Jacob Spon, docteur en médecine, et savant antiquaire, l'adressa, le 1er janvier, à M. Stoffel, conseiller de FrédéricAuguste, duc de Wirtemberg, sous la forme d'une lettre, qui parut d'abord à Lyon, 1674, în-12, sans nom d'auteur. Cette pièce a été réimprimée textuellement par Ambroise Didot, en 1781, in-18. Mais la réimpression est devenue aussi rare que l'édition originale, et l'on n'y trouve, comme dans celle-ci, qu'une partie de ce que l'auteur à écrit sur les étrennes. C'est un fait dont la preuve est facile à fournir.

La lettre adressée à M. Stoffel fut insérée, avec des changemens, dans le Recueil des dissertations de Spon, imprimé à Lyon, in-4o, en 1683. Elle y paraît beaucoup plus courte que la composition originale, parce que l'auteur l'ayant dégagée des formes du style épistolaire, dont il l'avait d'abord revêtue, en supprima le préambule, et toutes les réflexions sur l'usage moderne des étrennes, qui faisaient l'objet principal de șa lettre. Mais ce désavantage est compensé, dans le texte in-4o, par une addition de recherches et de faits historiques qui n'ont point été reproduits ailleurs, et qui auraient mérité de trouver place dans la réimpression.

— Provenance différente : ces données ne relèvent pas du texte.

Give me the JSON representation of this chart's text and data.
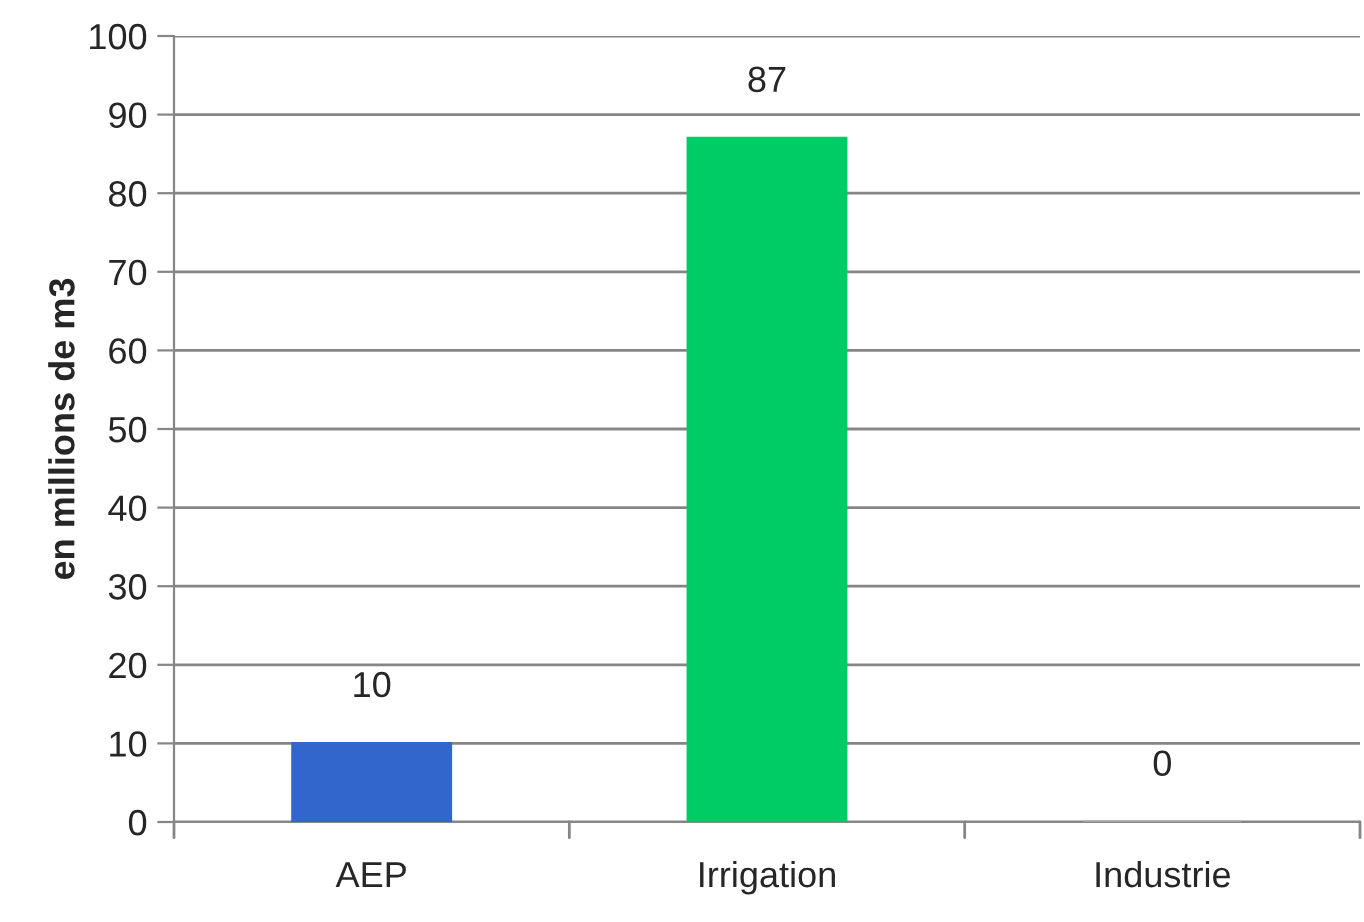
{
  "chart_data": {
    "type": "bar",
    "ylabel": "en millions de m3",
    "categories": [
      "AEP",
      "Irrigation",
      "Industrie"
    ],
    "values": [
      10,
      87,
      0
    ],
    "colors": [
      "#3366cc",
      "#00cc66",
      "#a6a6a6"
    ],
    "ylim": [
      0,
      100
    ],
    "yticks": [
      0,
      10,
      20,
      30,
      40,
      50,
      60,
      70,
      80,
      90,
      100
    ],
    "grid": "y",
    "data_labels": true
  }
}
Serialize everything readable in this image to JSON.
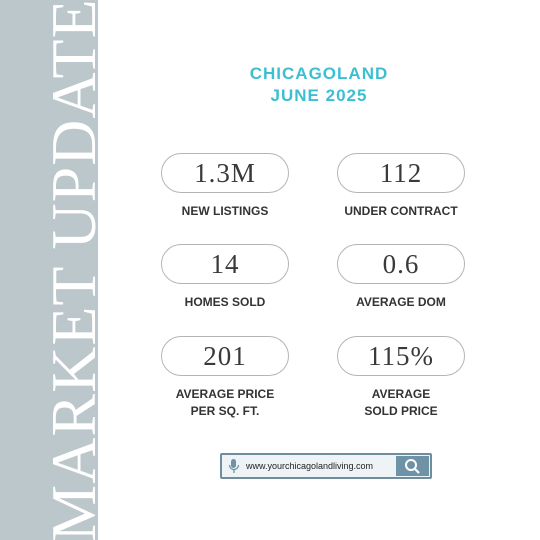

Ainsi, la lettre publiée et réimprimée séparément est plus étendue, comme discours sur l'usage des étrennes parmi les chrétiens; mais le texte in-4°, plus abondant en faits et en recherches, est plus complet, comme dissertation sur l'origine de cette pratique, quoiqu'en apparence resserré dans un cadre plus étroit que l'in-12 et l'in-18"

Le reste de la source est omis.